By Tiffany Hsu Los Angeles Times
Temperatures are beachside-balmy. Most Americans haven’t thought about their Halloween costumes. Parents are still in back-to-school mode.
But retailers already have visions of profit dancing in their heads.
Kmart aired its first holiday ad last week, starring a gingerbread man touting the store’s layaway program. Wal-Mart and Toys R Us have publicized lists of their hot holiday toys.
This year, Christmas Creep goes turbo.
Retailers are starting the holiday season earlier than ever to lure elusive shoppers. The holiday shopping season accounts for roughly 20 percent of all annual retail activity, and last year’s was only lukewarm.
Since then, merchants have been bedeviled by waffling consumer confidence — a product of economic pressure from fleeting jobs, higher payroll taxes and expensive gasoline — and a persistent frugality inherited from the recession.
Janney Capital Markets analyst Adrienne Tennant wrote in a report Monday that September has been underwhelming for retailers so far, with a lack of newness in fashion apparel offerings likely to limit sales through the fall.

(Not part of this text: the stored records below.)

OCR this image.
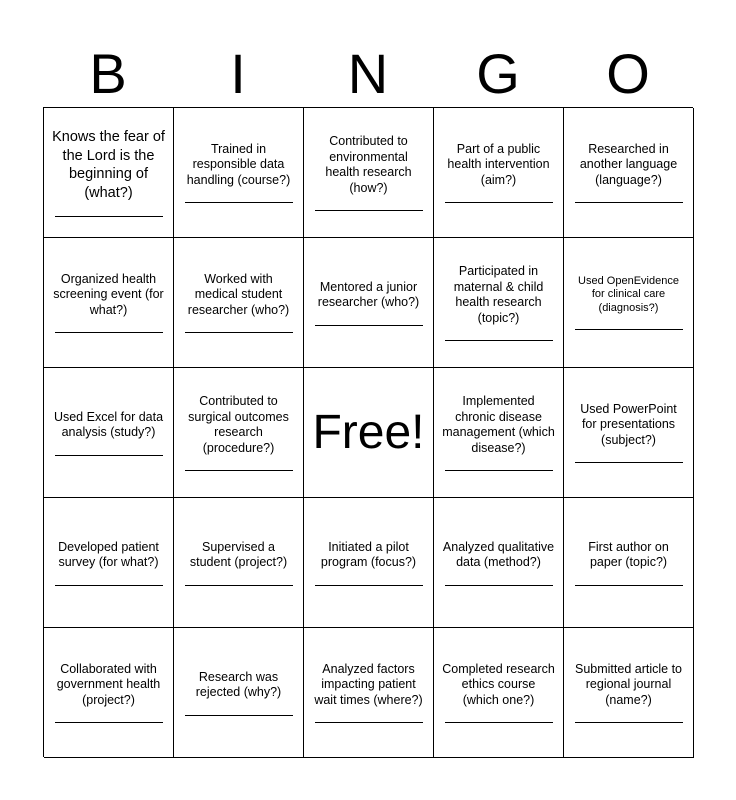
B	I	N	G	O
Knows the fear of the Lord is the beginning of (what?)
Trained in responsible data handling (course?)
Contributed to environmental health research (how?)
Part of a public health intervention (aim?)
Researched in another language (language?)
Organized health screening event (for what?)
Worked with medical student researcher (who?)
Mentored a junior researcher (who?)
Participated in maternal & child health research (topic?)
Used OpenEvidence for clinical care (diagnosis?)
Used Excel for data analysis (study?)
Contributed to surgical outcomes research (procedure?) Free!
Implemented chronic disease management (which disease?)
Used PowerPoint for presentations (subject?)
Developed patient survey (for what?)
Supervised a student (project?)
Initiated a pilot program (focus?)
Analyzed qualitative data (method?)
First author on paper (topic?)
Collaborated with government health (project?)
Research was rejected (why?)
Analyzed factors impacting patient wait times (where?)
Completed research ethics course (which one?)
Submitted article to regional journal (name?)
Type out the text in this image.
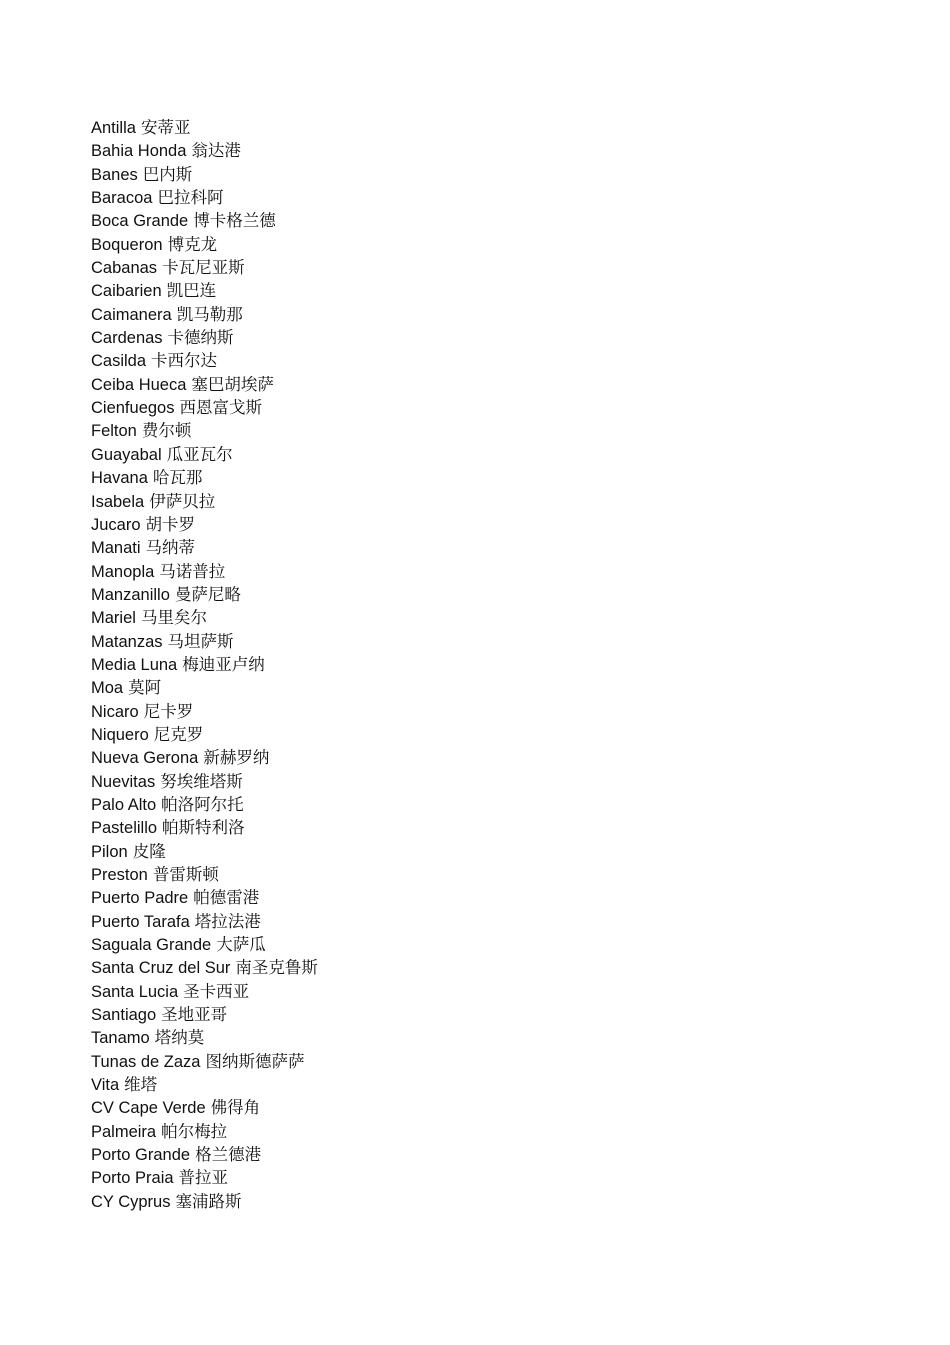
Antilla 安蒂亚
Bahia Honda 翁达港
Banes 巴内斯
Baracoa 巴拉科阿
Boca Grande 博卡格兰德
Boqueron 博克龙
Cabanas 卡瓦尼亚斯
Caibarien 凯巴连
Caimanera 凯马勒那
Cardenas 卡德纳斯
Casilda 卡西尔达
Ceiba Hueca 塞巴胡埃萨
Cienfuegos 西恩富戈斯
Felton 费尔顿
Guayabal 瓜亚瓦尔
Havana 哈瓦那
Isabela 伊萨贝拉
Jucaro 胡卡罗
Manati 马纳蒂
Manopla 马诺普拉
Manzanillo 曼萨尼略
Mariel 马里矣尔
Matanzas 马坦萨斯
Media Luna 梅迪亚卢纳
Moa 莫阿
Nicaro 尼卡罗
Niquero 尼克罗
Nueva Gerona 新赫罗纳
Nuevitas 努埃维塔斯
Palo Alto 帕洛阿尔托
Pastelillo 帕斯特利洛
Pilon 皮隆
Preston 普雷斯顿
Puerto Padre 帕德雷港
Puerto Tarafa 塔拉法港
Saguala Grande 大萨瓜
Santa Cruz del Sur 南圣克鲁斯
Santa Lucia 圣卡西亚
Santiago 圣地亚哥
Tanamo 塔纳莫
Tunas de Zaza 图纳斯德萨萨
Vita 维塔
CV Cape Verde 佛得角
Palmeira 帕尔梅拉
Porto Grande 格兰德港
Porto Praia 普拉亚
CY Cyprus 塞浦路斯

“We believe the back-to-school season has been below expectations and implies a weak holiday,” she predicted.
A report Tuesday from analytics firm ShopperTrak predicts that visits to stores will decrease 1.4 percent year-over-year this holiday season, although sales will rise 2.4 percent.
“Nobody can afford to procrastinate,” said Bill Martin, ShopperTrak’s founder.
This year, there are only 25 days between Christmas and Black Friday on Nov. 29 — the day when many retailers have historically used door-buster deals to kick off the holiday shopping season.
Last year, the period was 32 days long. There were five full weekends to buy presents, instead of the four weekends available this year.
ShopperTrak expects promotions to begin as early as the day after Halloween.